Двадцать лет боли и разочарования: как бывшая семья мужа превратила мою жизнь в кошмар
Когда я в последний раз захлопнула дверь своей московской квартиры, мне казалось, что начинаю новую, светлую главу. Я улетала не просто в другой город, а в Санкт-Петербург чтобы стать женой. Не просто женой, а супругой уважаемого человека интеллигента, разведённого, зрелого, который ради меня оставил прошлую семью. Свадьба в Исаакиевском соборе, под шёпот северного ветра, казалась началом сказки. Зависть подруг, восхищение знакомых, приёмы в старинных особняках, фуршеты, фотографии в глянцевых журналах казалось, судьба наконец подарила мне то, о чём мечтает каждая. Но я и представить не могла, что всё это окажется позолотой, под которой скрываются годы унижений, предательства и ледяного одиночества.
Марк был старше меня на четверть века. Детей у нас не было мне уже под сорок, а он начал сдавать. Его взрослые дочери, почти мои ровесницы, Варвара и Полина, с первого дня смотрели на меня с презрением. В моих глазах они были наглыми, избалованными халуями. Они приходили в наш дом, уносили картины, фарфор, серебро. Никогда не спрашивали. Марк молчал. Молча позволял обчищать нас его новую семью. Он жил со мной, но продолжал платить алименты бывшей. Да, это было в договоре. Пока мы ютились в съёмной квартире, его экс-жена купалась в роскоши их общего дома и ежемесячных переводах с его пенсии. Я варила ему борщ, сидела у постели, когда он не мог подняться, а деньги уплывали в прошлое.

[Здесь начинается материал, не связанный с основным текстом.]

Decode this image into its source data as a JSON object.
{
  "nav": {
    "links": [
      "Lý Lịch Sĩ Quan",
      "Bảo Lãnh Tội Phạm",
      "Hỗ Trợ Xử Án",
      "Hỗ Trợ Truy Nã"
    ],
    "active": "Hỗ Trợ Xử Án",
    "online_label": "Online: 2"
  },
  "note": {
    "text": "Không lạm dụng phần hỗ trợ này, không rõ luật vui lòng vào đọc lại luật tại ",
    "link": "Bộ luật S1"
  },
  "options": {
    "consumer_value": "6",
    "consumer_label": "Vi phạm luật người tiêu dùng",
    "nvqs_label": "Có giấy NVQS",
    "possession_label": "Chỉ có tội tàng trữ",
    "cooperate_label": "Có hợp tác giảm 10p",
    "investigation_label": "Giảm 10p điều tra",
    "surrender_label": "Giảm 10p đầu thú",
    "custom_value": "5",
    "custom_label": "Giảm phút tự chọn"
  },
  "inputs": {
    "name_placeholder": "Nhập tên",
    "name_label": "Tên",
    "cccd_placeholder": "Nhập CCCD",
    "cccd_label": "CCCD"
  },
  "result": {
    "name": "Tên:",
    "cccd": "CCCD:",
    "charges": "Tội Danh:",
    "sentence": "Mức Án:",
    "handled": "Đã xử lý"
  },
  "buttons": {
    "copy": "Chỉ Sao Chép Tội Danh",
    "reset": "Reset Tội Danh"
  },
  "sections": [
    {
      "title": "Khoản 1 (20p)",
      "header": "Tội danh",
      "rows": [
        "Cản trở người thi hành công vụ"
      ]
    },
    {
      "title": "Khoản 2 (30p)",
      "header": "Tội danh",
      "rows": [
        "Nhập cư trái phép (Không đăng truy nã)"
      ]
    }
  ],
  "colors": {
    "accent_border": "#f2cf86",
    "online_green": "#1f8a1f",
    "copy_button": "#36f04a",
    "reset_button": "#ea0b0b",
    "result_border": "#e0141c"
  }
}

Когда он заболел, наша красивая жизнь рассыпалась. Не было ни курортов, ни поездок только таблетки, уколы и унижения. А после его смерти? Его дочери ворвались в наш дом и забрали всё, что сочли «семейным». Выломали дверь шкафа, унесли кресло, даже самовар. Я молчала. У меня не было сил бороться. Всё, что осталось его фамилия и крохотная квартирка в Люберцах, сданная в аренду. Только эти деньги и кормят меня, потому что в Питере я всего лишь одна из нищих, живущих в муниципальной однушке. Соцслужбы проверяют, не вру ли я, не скрываю ли доходы. Живу как под микроскопом, среди чужих глаз, в вечном холоде и чужом городе.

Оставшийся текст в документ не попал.